In resource-rich settings, PBL is a rare lymphoma subtype with poor outcomes [8, 9]. The current National Comprehensive Cancer Network guidelines recommend intensive chemotherapy regimens such as dose-adjusted EPOCH, hyper-CVAD (cyclophosphamide, vincristine, doxorubicin, dexamethasone alternating with cytarabine, methotrexate), or CODOX-M/IVAC (cyclophosphamide, vincristine, doxorubicin, methotrexate alternating with ifosfamide, etoposide, cytarabine). Consolidative high-dose chemotherapy and autologous stem cell rescue in first remission is also recommended by some [10]. Ongoing studies in high-income countries are attempting to investigate anti-myeloma agents (bortezomib, daratumumab, etc.) added to aggressive NHL chemotherapy regimens to improve outcomes, based on plasmacytic differentiation of PBL tumor cells [11, 12]. Conversely, other studies have demonstrated similar or worse results after intensive chemotherapy regimens compared with CHOP due to excess treatment-related complications [10, 13].
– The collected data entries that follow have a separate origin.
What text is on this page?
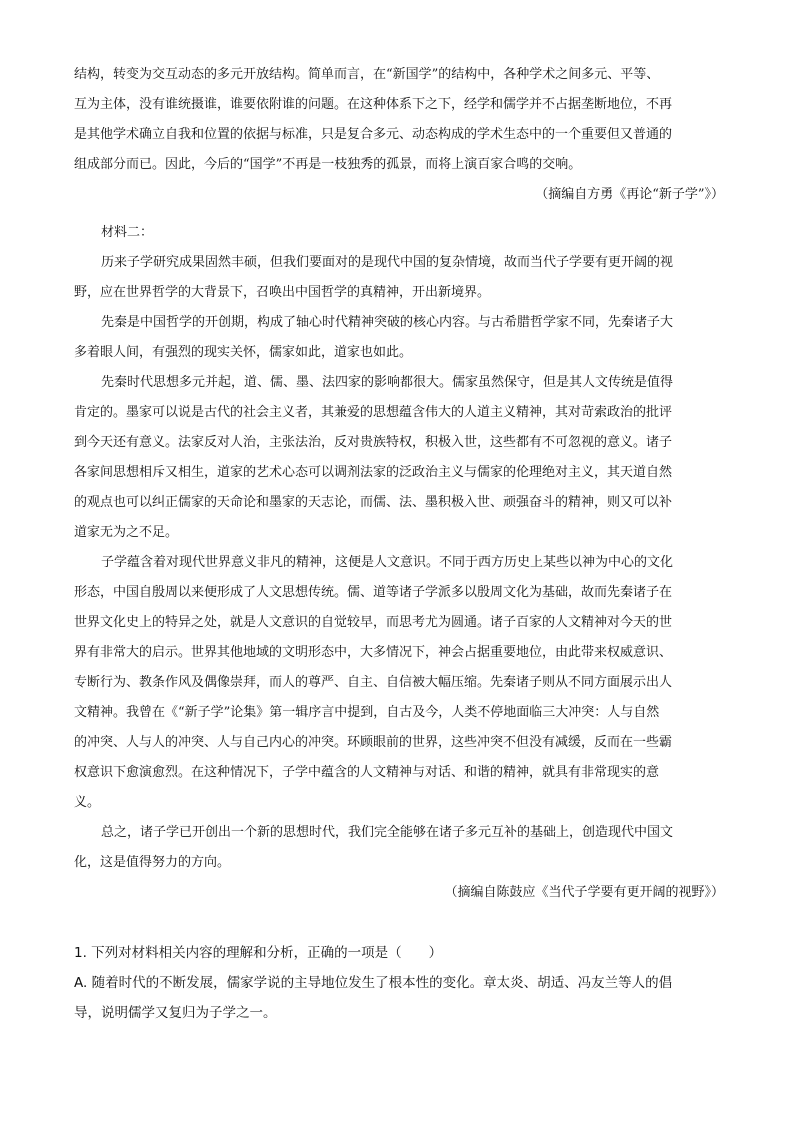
结构，转变为交互动态的多元开放结构。简单而言，在“新国学”的结构中，各种学术之间多元、平等、
互为主体，没有谁统摄谁，谁要依附谁的问题。在这种体系下之下，经学和儒学并不占据垄断地位，不再
是其他学术确立自我和位置的依据与标准，只是复合多元、动态构成的学术生态中的一个重要但又普通的
组成部分而已。因此，今后的“国学”不再是一枝独秀的孤景，而将上演百家合鸣的交响。
（摘编自方勇《再论“新子学”》）
材料二：
历来子学研究成果固然丰硕，但我们要面对的是现代中国的复杂情境，故而当代子学要有更开阔的视
野，应在世界哲学的大背景下，召唤出中国哲学的真精神，开出新境界。
先秦是中国哲学的开创期，构成了轴心时代精神突破的核心内容。与古希腊哲学家不同，先秦诸子大
多着眼人间，有强烈的现实关怀，儒家如此，道家也如此。
先秦时代思想多元并起，道、儒、墨、法四家的影响都很大。儒家虽然保守，但是其人文传统是值得
肯定的。墨家可以说是古代的社会主义者，其兼爱的思想蕴含伟大的人道主义精神，其对苛索政治的批评
到今天还有意义。法家反对人治，主张法治，反对贵族特权，积极入世，这些都有不可忽视的意义。诸子
各家间思想相斥又相生，道家的艺术心态可以调剂法家的泛政治主义与儒家的伦理绝对主义，其天道自然
的观点也可以纠正儒家的天命论和墨家的天志论，而儒、法、墨积极入世、顽强奋斗的精神，则又可以补
道家无为之不足。
子学蕴含着对现代世界意义非凡的精神，这便是人文意识。不同于西方历史上某些以神为中心的文化
形态，中国自殷周以来便形成了人文思想传统。儒、道等诸子学派多以殷周文化为基础，故而先秦诸子在
世界文化史上的特异之处，就是人文意识的自觉较早，而思考尤为圆通。诸子百家的人文精神对今天的世
界有非常大的启示。世界其他地域的文明形态中，大多情况下，神会占据重要地位，由此带来权威意识、
专断行为、教条作风及偶像崇拜，而人的尊严、自主、自信被大幅压缩。先秦诸子则从不同方面展示出人
文精神。我曾在《“新子学”论集》第一辑序言中提到，自古及今，人类不停地面临三大冲突：人与自然
的冲突、人与人的冲突、人与自己内心的冲突。环顾眼前的世界，这些冲突不但没有减缓，反而在一些霸
权意识下愈演愈烈。在这种情况下，子学中蕴含的人文精神与对话、和谐的精神，就具有非常现实的意
义。
总之，诸子学已开创出一个新的思想时代，我们完全能够在诸子多元互补的基础上，创造现代中国文
化，这是值得努力的方向。
（摘编自陈鼓应《当代子学要有更开阔的视野》）
1. 下列对材料相关内容的理解和分析，正确的一项是（　　）
A. 随着时代的不断发展，儒家学说的主导地位发生了根本性的变化。章太炎、胡适、冯友兰等人的倡
导，说明儒学又复归为子学之一。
Upon first recognition of PBL in Malawi, and due to supportive care constraints, we initially treated participants with CHOP resulting in a 25% CR rate, with nearly all patients dying of progressive disease rather than treatment-related complications. Given these poor outcomes, we intensified our approach to a modified EPOCH regimen adapted as required by clinic infrastructure, resulting in a 75% CR rate, although follow-up time for this more recently treated group is limited. Nevertheless, this experience illustrates that even in a resource-limited country, sustained investments in cancer diagnostic and treatment capabilities can lead to recognition of new tumor types, foundational understanding of outcomes using standard approaches, and evidence-based adjustment of therapeutic approaches.
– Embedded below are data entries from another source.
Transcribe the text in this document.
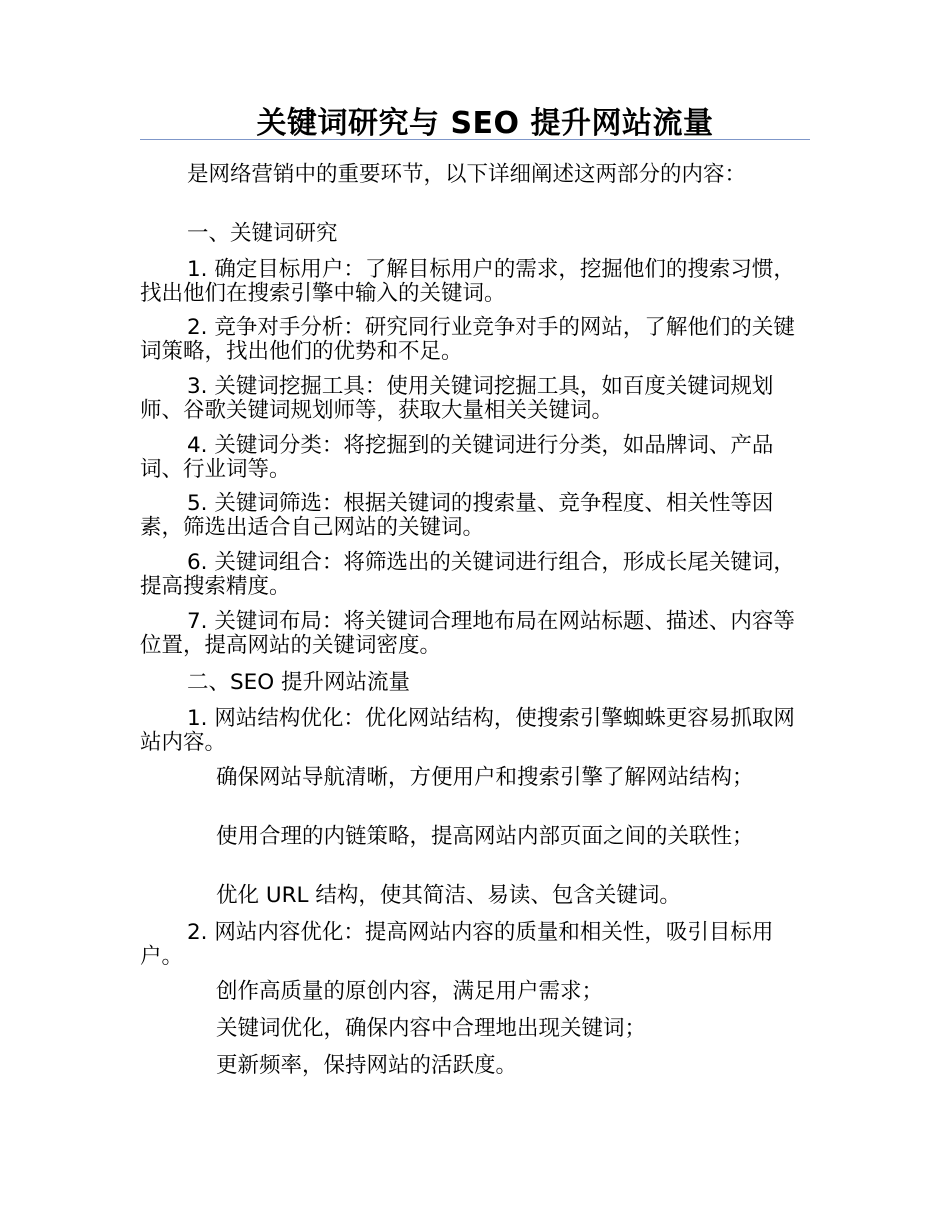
关键词研究与 SEO 提升网站流量

是网络营销中的重要环节，以下详细阐述这两部分的内容：

一、关键词研究

1. 确定目标用户：了解目标用户的需求，挖掘他们的搜索习惯，找出他们在搜索引擎中输入的关键词。

2. 竞争对手分析：研究同行业竞争对手的网站，了解他们的关键词策略，找出他们的优势和不足。

3. 关键词挖掘工具：使用关键词挖掘工具，如百度关键词规划师、谷歌关键词规划师等，获取大量相关关键词。

4. 关键词分类：将挖掘到的关键词进行分类，如品牌词、产品词、行业词等。

5. 关键词筛选：根据关键词的搜索量、竞争程度、相关性等因素，筛选出适合自己网站的关键词。

6. 关键词组合：将筛选出的关键词进行组合，形成长尾关键词，提高搜索精度。

7. 关键词布局：将关键词合理地布局在网站标题、描述、内容等位置，提高网站的关键词密度。

二、SEO 提升网站流量

1. 网站结构优化：优化网站结构，使搜索引擎蜘蛛更容易抓取网站内容。

确保网站导航清晰，方便用户和搜索引擎了解网站结构；

使用合理的内链策略，提高网站内部页面之间的关联性；

优化 URL 结构，使其简洁、易读、包含关键词。

2. 网站内容优化：提高网站内容的质量和相关性，吸引目标用户。

创作高质量的原创内容，满足用户需求；

关键词优化，确保内容中合理地出现关键词；

更新频率，保持网站的活跃度。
HIV-positive and HIV-negative patients with PBL have different clinical and pathologic characteristics, including better response to chemotherapy in HIV-positive patients [14]. HIV-positive PBL patients are younger, predominantly male, and have more frequent oral involvement. HIV-positive PBL cases have significantly higher expression of CD20, CD56, and EBER compared with HIV-negative PBL. HIV-positive patients with PBL have also been reported to have better survival than HIV-negative patients with PBL [14]. We found no difference in OS between HIV-positive and HIV-negative patients, although our sample size is small and trends in OS by HIV status were similar to those described in high-income countries.

Previous studies have indicated that PBL is closely associated with EBV infection. A metanalysis of PBL cases demonstrated EBV by in situ hybridization in 75% of HIV-infected cases and 50% of HIV-uninfected cases [9]. Similarly, our findings confirmed EBV presence in 3/3 HIV-positive cases but only 2/4 HIV-negative cases.

Strengths of our study include its prospective longitudinal nature, no loss to follow-up, standardized treatment, and pathologic confirmation using immunohistochemistry and telepathology consultation, all of which are not common in studies of lymphoproliferative disorders in SSA. Limitations are small sample size and relatively short follow-up. Ongoing enrollment and long-term follow-up will allow better understanding of prognostic factors and outcomes.

In conclusion, PBL occurs in SSA and may be underdiagnosed in many settings. Further study is needed to identify best treatment approaches, but our early experience suggests treatment intensification might lead to better outcomes for this population even in highly resource-limited environments.